The Beauty of Our Scars

I am one of those people with a tendency to deem a dress ruined or unwearable because it has a microscopic stain on it. It’s not that I think the dress is now ugly but that I am so preoccupied with how perfect and “spotless” it can become without that eye-catching stain, without that discoloration, without that distraction, that I forget to appreciate the current beauty of the dress as it is. Why do I think this way? Toxic perfectionism, that’s why. What I want is to be in a place beyond perfectionism. Where is that you ask? It’s in SELF-ACCEPTANCE.

I could just as easily see how that stain has accessorized that dress, how it has made it unique—how it has gone from a boring and plain dress to an accented one. There is something magical when you come to an accented wall that pleases your eyes and your mind. Why can’t a stained dress be just as soothing and pleasing? The truth is it can. The only change required is a mind shift. A shift from focusing on perfection to focusing on self-love. It is a shift away from valuing the view through another person’s eyes to valuing the view through my own eyes. I understand now that how I am is the way that I am, and I am beautiful.

When I was younger, I loved being different, being unique. I delighted in finding little ways that I differed from everyone else, and I celebrated myself. An example of this is, starting back in my days in Bronx, NY, I realized I liked my painted nails best right at that moment when they were due for a repaint. I liked the jagged edges of paint and the way they decorate each fingernail and my fingers. It was unsightly to others, but I admired them. It was art I could never replicate again, even by repainting and manually reproducing the chipped paint design. But as time passed, and I saw myself through other people’s eyes, I felt uncomfortable with what used to bring me so much joy. Overtime, I stopped painting my nails altogether. I’d rather not paint my nails than have to experience the tension between what was once beautiful in my eyes and what looked unkempt to others. I still cannot say if I no longer wear my artistic nails because I outgrew them of my volition or if I felt pressured to change my aesthetics. But I missed that version of me that loved things her way even when nobody else liked it.

Last month, I painted my own nails, which I haven’t done in a while. And I wore them the way the old me loved to wear them, as seen in the picture within the body of this post. I allowed myself to feel the discomfort of traveling internationally with these fingernails, disheveled as they appeared. I also felt the joy of being my authentic myself, of honoring a part of myself. I took a picture to see my fingernails from the perspective of another. And I realized current me loved the yellow color of my nails, but younger Rosemary would have found the color too akin to the color of vomitus.
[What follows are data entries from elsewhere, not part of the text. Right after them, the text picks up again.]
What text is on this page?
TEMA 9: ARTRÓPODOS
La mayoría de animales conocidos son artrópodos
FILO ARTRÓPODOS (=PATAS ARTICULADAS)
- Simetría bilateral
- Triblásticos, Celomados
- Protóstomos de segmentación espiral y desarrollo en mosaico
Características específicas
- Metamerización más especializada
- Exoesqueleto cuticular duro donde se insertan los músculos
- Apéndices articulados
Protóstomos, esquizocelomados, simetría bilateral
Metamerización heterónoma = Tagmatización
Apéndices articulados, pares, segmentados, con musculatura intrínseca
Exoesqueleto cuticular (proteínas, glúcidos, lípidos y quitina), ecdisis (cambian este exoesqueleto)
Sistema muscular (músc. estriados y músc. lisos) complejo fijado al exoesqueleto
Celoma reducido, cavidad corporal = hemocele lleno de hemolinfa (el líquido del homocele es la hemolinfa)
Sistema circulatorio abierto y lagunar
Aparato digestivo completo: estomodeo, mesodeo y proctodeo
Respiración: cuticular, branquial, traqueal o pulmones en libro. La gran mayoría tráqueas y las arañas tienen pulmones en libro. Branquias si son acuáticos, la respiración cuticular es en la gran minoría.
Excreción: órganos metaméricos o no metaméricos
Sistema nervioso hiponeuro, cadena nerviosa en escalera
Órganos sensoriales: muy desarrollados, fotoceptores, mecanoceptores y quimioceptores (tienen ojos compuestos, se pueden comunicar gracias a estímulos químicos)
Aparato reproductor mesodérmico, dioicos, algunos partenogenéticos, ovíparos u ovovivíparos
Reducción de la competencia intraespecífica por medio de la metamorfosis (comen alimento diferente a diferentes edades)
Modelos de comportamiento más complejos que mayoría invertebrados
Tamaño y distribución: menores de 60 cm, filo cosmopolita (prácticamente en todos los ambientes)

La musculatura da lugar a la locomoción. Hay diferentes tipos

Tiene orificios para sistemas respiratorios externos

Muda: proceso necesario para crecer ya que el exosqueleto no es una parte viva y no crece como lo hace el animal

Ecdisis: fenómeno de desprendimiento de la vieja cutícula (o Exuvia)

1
This picture mesmerized me because it represents both past and present Rosemary: the one who likes artistic but non-yellow nails, and the one who loves sunny yellow but dislikes messy nails. Two Rosemarys dutifully represented. I felt somehow at peace when I saw this picture, and so I decided to make this post because this picture underscores my underlying mission to seek to embrace my whole self.

I’m realizing that my scars (my failures, my weaknesses, my traumas) were not unsightly discolorations on an otherwise would-be perfect life, but markers that help me navigate the profound journey to my best self, the self beyond perfection, a self that celebrates all parts of me.

My new book, Out of the Cocoon: The Journey to Becoming, is an intimate look at some of my scars and how they make me beautiful and extraordinary. Some family and friends understandably had some concerns about putting so much of myself in this book (but that’s what memoirs are!) and concerns about what people would think of me. A professional in the healing field suggested I consider publishing it anonymously. You’re a doctor, maybe wait until after you are no longer practicing medicine. This thought was definitely tempting. I wrestled with whether or not to publish. I delayed the publication of this book, especially as I subsequently went through a fierce storm in my life. But out of that storm, when I found myself reading my own book for sustenance because the writer of this book seemed to understand my struggles like no one else seemed to, I knew I had to publish this book. I concluded that if I do not have the courage to put my name on this book or to publish it when it could cost me something, then the premise of this book, that our storms, our challenges, can become stepping stones to our best self, would be false, or at least I would be a nonbeliever. I am not ashamed of where I have been because that is how I arrived here, to this beautiful place, to this me that I thank God for. I am a better mother, a better friend, a better sister, a better daughter, a better spouse, and a better Christian because of all that I have experienced.

I hope to inspire you to embrace your scars, to understand that beauty is truly in the eye of the beholder, but that the important beholder is you.